FOLHA - Dentro dele e não no entorno que o governador queria?
PIRES - Entorno está do lado de
fora, não pode ser. O que pode é
sair uma patrulha de um local
para ir para outro específico,
também militar. Isso pode fazer, mas não substituir a polícia, isso não dá, a não ser de
acordo com a lei. E o que seria
de acordo com a lei? Um pedido
de garantia da lei e da ordem.
FOLHA - E no caso da defesa dos
próprios federais? As três Forças poderão ficar preventivamente ao redor de uma escola, por exemplo, ou
só se essa escola estiver sofrendo
uma ameaça de ataque?
PIRES - Se for federal, pode,
mas não há indicação disso no
momento.
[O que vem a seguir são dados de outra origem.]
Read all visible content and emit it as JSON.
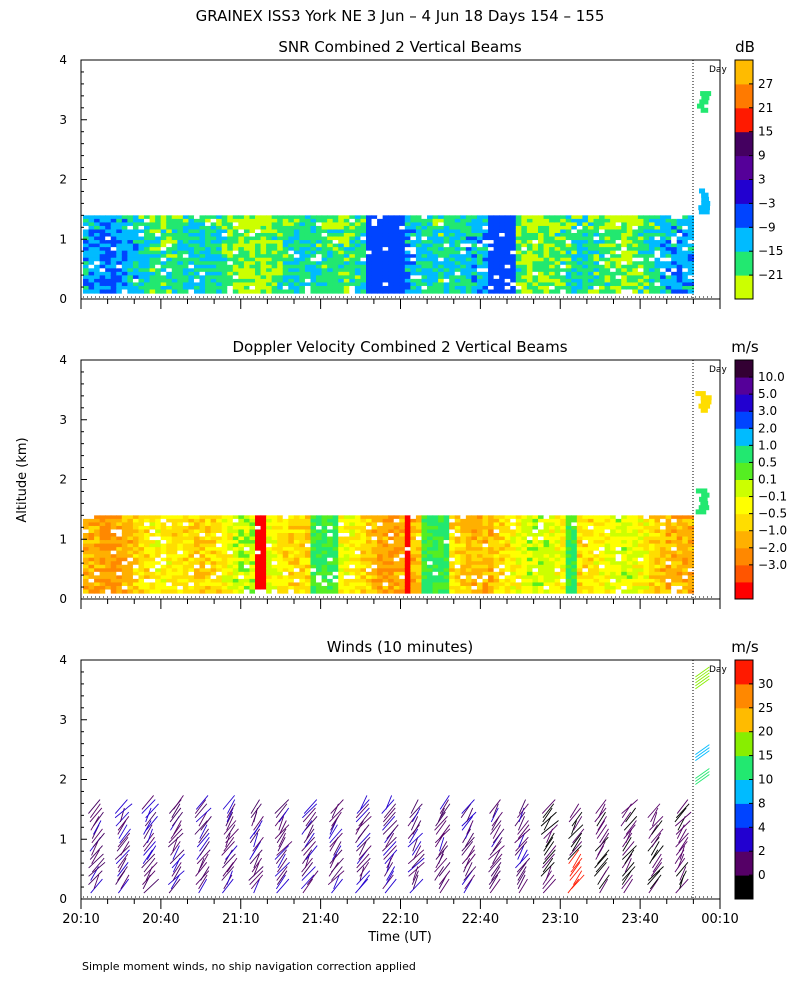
{
  "title": "GRAINEX ISS3 York NE    3 Jun –  4 Jun 18 Days 154 – 155",
  "footnote": "Simple moment winds, no ship navigation correction applied",
  "y_axis_label": "Altitude (km)",
  "x_axis_label": "Time (UT)",
  "day_marker_label": "Day",
  "x_tick_labels": [
    "20:10",
    "20:40",
    "21:10",
    "21:40",
    "22:10",
    "22:40",
    "23:10",
    "23:40",
    "00:10"
  ],
  "y_tick_labels": [
    "0",
    "1",
    "2",
    "3",
    "4"
  ],
  "chart_data": [
    {
      "type": "heatmap",
      "title": "SNR Combined 2 Vertical Beams",
      "xlabel": "",
      "ylabel": "Altitude (km)",
      "xlim": [
        "20:10",
        "00:10"
      ],
      "ylim": [
        0,
        4
      ],
      "colorbar": {
        "unit": "dB",
        "ticks": [
          "27",
          "21",
          "15",
          "9",
          "3",
          "−3",
          "−9",
          "−15",
          "−21"
        ],
        "colors": [
          "#ccff00",
          "#22e870",
          "#00bbff",
          "#0044ff",
          "#2200d0",
          "#550099",
          "#440060",
          "#ff1a00",
          "#ff7a00",
          "#ffbb00"
        ]
      },
      "data_coverage": {
        "time_start": "20:10",
        "time_end": "00:00",
        "alt_min_km": 0.1,
        "alt_max_km": 1.4
      }
    },
    {
      "type": "heatmap",
      "title": "Doppler Velocity Combined 2 Vertical Beams",
      "xlabel": "",
      "ylabel": "Altitude (km)",
      "xlim": [
        "20:10",
        "00:10"
      ],
      "ylim": [
        0,
        4
      ],
      "colorbar": {
        "unit": "m/s",
        "ticks": [
          "10.0",
          "5.0",
          "3.0",
          "2.0",
          "1.0",
          "0.5",
          "0.1",
          "−0.1",
          "−0.5",
          "−1.0",
          "−2.0",
          "−3.0"
        ],
        "colors": [
          "#ff0000",
          "#ff5500",
          "#ff8800",
          "#ffb000",
          "#ffdd00",
          "#ffff00",
          "#ccff00",
          "#55ee22",
          "#22e870",
          "#00bbff",
          "#0044ff",
          "#2200d0",
          "#550099",
          "#330033"
        ]
      },
      "data_coverage": {
        "time_start": "20:10",
        "time_end": "00:00",
        "alt_min_km": 0.1,
        "alt_max_km": 1.4
      }
    },
    {
      "type": "scatter",
      "title": "Winds (10 minutes)",
      "xlabel": "Time (UT)",
      "ylabel": "Altitude (km)",
      "xlim": [
        "20:10",
        "00:10"
      ],
      "ylim": [
        0,
        4
      ],
      "colorbar": {
        "unit": "m/s",
        "ticks": [
          "30",
          "25",
          "20",
          "15",
          "10",
          "8",
          "4",
          "2",
          "0"
        ],
        "colors": [
          "#000000",
          "#550066",
          "#2200d0",
          "#0044ff",
          "#00bbff",
          "#22e870",
          "#88ee00",
          "#ffbb00",
          "#ff8800",
          "#ff1a00"
        ]
      },
      "profile_times": [
        "20:15",
        "20:25",
        "20:35",
        "20:45",
        "20:55",
        "21:05",
        "21:15",
        "21:25",
        "21:35",
        "21:45",
        "21:55",
        "22:05",
        "22:15",
        "22:25",
        "22:35",
        "22:45",
        "22:55",
        "23:05",
        "23:15",
        "23:25",
        "23:35",
        "23:45",
        "23:55"
      ],
      "profile_top_km": [
        1.6,
        1.6,
        1.65,
        1.65,
        1.65,
        1.65,
        1.6,
        1.55,
        1.6,
        1.6,
        1.65,
        1.65,
        1.6,
        1.65,
        1.6,
        1.6,
        1.55,
        1.55,
        1.5,
        1.6,
        1.55,
        1.5,
        1.6
      ]
    }
  ]
}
Poder, pode, desde
que seja federal. Pode proteger
as crianças de um estabelecimento federal, sem nenhuma
dúvida. A Universidade Federal
do Rio de Janeiro, por exemplo,
o governo federal pode, evidentemente, proteger os jovens ali.
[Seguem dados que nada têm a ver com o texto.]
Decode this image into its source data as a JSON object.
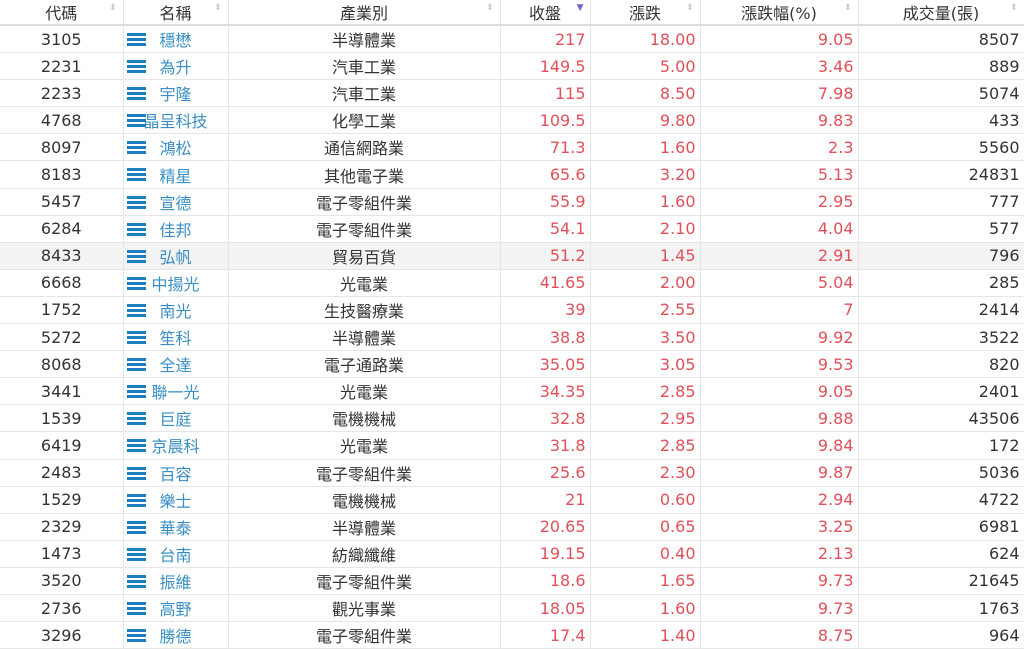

FOLHA - Quais são os próximos
passos?
PIRES - Vão depender da evolução das coisas no próprio Rio. O
fato mais imediato é chegar a
Força Nacional. Segundo, essa
intensificação da presença dentro e ao lado, digamos assim, no
passeio ou o que for, dos edifícios federais, isso poderá ser
mobilizado até, eu imagino, na
próxima [nesta] semana. Qualquer coisa em torno de 5.000
homens, ou soldados, já poderão estar intensificando a proteção dos estabelecimentos federais, de modo a demonstrar a
solidariedade do governo federal com a população do Rio de
Janeiro. Para intervir fora disso, seria necessário o requisito
que está na Constituição, de garantia da lei e da ordem.
FOLHA - Para ficar claro: na próxima [nesta] semana, 5.000 soldados
poderão ser deslocados para o Rio...
PIRES - Não, não é deslocados.
São os soldados existentes no
Rio. Eu falo que, do contingente no Estado, 5.000 soldados
podem, ou devem ser destinados para isso. É uma presença
mais ou menos ostensiva.
FOLHA - Os 5.000 soldados estarão
de prontidão dentro dos quartéis?
PIRES - Exatamente. E se [os
criminosos] extrapolarem alguma coisa e o pedido for
maior, aí se utilizaria o que a lei
autoriza.
FOLHA - O presidente se referiu à
situação como terrorismo. O que ele
está achando de tudo isso?
PIRES - Digamos assim, é a irracionalidade do ato do banditismo, geralmente uma coisa sem
objetivo. Matar para roubar é
um crime comum, e incendiar
um ônibus e matar pessoas
realmente é uma coisa absolutamente cruel e inadmissível.